First you need to come up with the formula for the half life. Since a half life basically says the amount of mass that will remain is cut in half ever 15hrs, you want to end up with this: (0h, 4g) (15h, 2g) (30h, 1g) (45h, 0.5g) ... that should be enough to give you the formula.
so there isn't already a formula for half lives?
sure there is
I'm so sorry I know that it is decreasing but it decreases from 2 to 1 to .5.. so how would I formulate that to find what it is for 45, 100 hours and 5 days?
so depending on you're "scale" for time (I'm using the hours as given) \[m = \frac{4}{2^{\frac{t}{15}}}\]
is the t/15 an exponent?
yes
so would the answer to 1 for 45 hours be 1/2?
yes. now you should just have to plug in the other times.

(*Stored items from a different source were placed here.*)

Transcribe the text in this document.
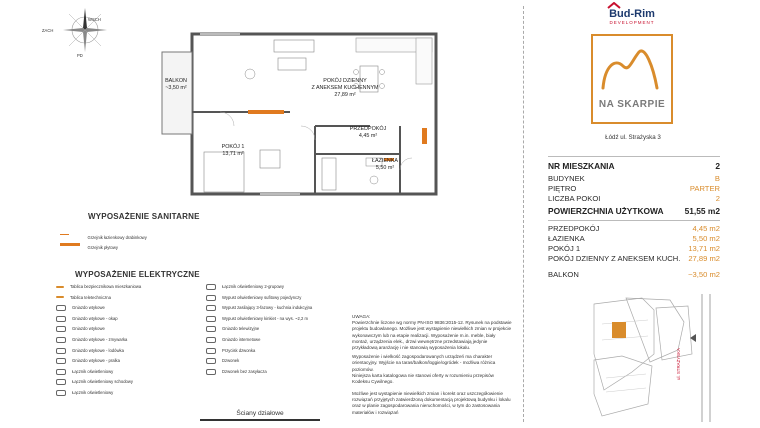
ZACH
WSCH
PD
BALKON
~3,50 m²
POKÓJ DZIENNY
Z ANEKSEM KUCHENNYM
27,89 m²
PRZEDPOKÓJ
4,45 m²
POKÓJ 1
13,71 m²
ŁAZIENKA
5,50 m²
WYPOSAŻENIE SANITARNE
Grzejnik łazienkowy drabinkowy
Grzejnik płytowy
WYPOSAŻENIE ELEKTRYCZNE
Tablica bezpiecznikowa mieszkaniowa
Tablica teletechniczna
Gniazdo wtykowe
Gniazdo wtykowe - okap
Gniazdo wtykowe
Gniazdo wtykowe - zmywarka
Gniazdo wtykowe - lodówka
Gniazdo wtykowe - pralka
Łącznik oświetleniowy
Łącznik oświetleniowy schodowy
Łącznik oświetleniowy
Łącznik oświetleniowy 2-grupowy
Wypust oświetleniowy sufitowy pojedynczy
Wypust zasilający 3-fazowy - kuchnia indukcyjna
Wypust oświetleniowy kinkiet - na wys. ~2,2 m
Gniazdo telewizyjne
Gniazdo internetowe
Przycisk dzwonka
Dzwonek
Dzwonek bez zasyłacza
Ściany działowe
UWAGA:
Powierzchnie liczone wg normy PN-ISO 9836:2015-12. Rysunek na podstawie projektu budowlanego. Możliwe jest wystąpienie niewielkich zmian w projekcie wykonawczym lub na etapie realizacji. Wyposażenie m.in. meble, biały montaż, urządzenia elek., drzwi wewnętrzne przedstawiają jedynie przykładową aranżację i nie stanowią wyposażenia lokalu.
Wyposażenie i wielkość zagospodarowanych urządzeń ma charakter orientacyjny. Wyjście na taras/balkon/loggie/ogródek - możliwa różnica poziomów.
Niniejsza karta katalogowa nie stanowi oferty w rozumieniu przepisów Kodeksu Cywilnego.
Możliwe jest wystąpienie niewielkich zmian i korekt oraz uszczegółowienie rozwiązań przyjętych zatwierdzoną dokumentacją projektową budynku i lokalu oraz w planie zagospodarowania nieruchomości, w tym do zastosowania materiałów i rozwiązań
Bud-Rim
DEVELOPMENT
NA SKARPIE
Łódź ul. Strażyska 3
NR MIESZKANIA	2
BUDYNEK	B
PIĘTRO	PARTER
LICZBA POKOI	2
POWIERZCHNIA UŻYTKOWA	51,55 m2
PRZEDPOKÓJ	4,45 m2
ŁAZIENKA	5,50 m2
POKÓJ 1	13,71 m2
POKÓJ DZIENNY Z ANEKSEM KUCH. 27,89 m2
BALKON	~3,50 m2
ul. STRAŻYSKA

hes wrong 5 days im in AP CaL
thanks so much!! one last question, on #2 100 hours, the exponent is 100/15 which in decimal form is 6.666667.. would i use that for the exponent or use the fraction 20/3?
@naahhbass what do you mean 5 days??
just so you're aware of why this equation makes sense: 0 -> m 1 -> 1/2 * m 2 -> 1/2(1/2 * m) = 1/4 *m 3 -> 1/2(1/2(1/2 * m) = 1/8 * m t -> 1/2^t * m
I don't know where he's getting that from, but this is from wikipedia: \[N(t) = N_0 \left(\frac {1}{2}\right)^{t/t_{1/2}}\] where N0 is the initial quantity of the substance that will decay (this quantity may be measured in grams, moles, number of atoms, etc.), N(t) is the quantity that still remains and has not yet decayed after a time t, t1/2 is the half-life of the decaying quantity, τ is a positive number called the mean lifetime of the decaying quantity, λ is a positive number called the decay constant of the decaying quantity.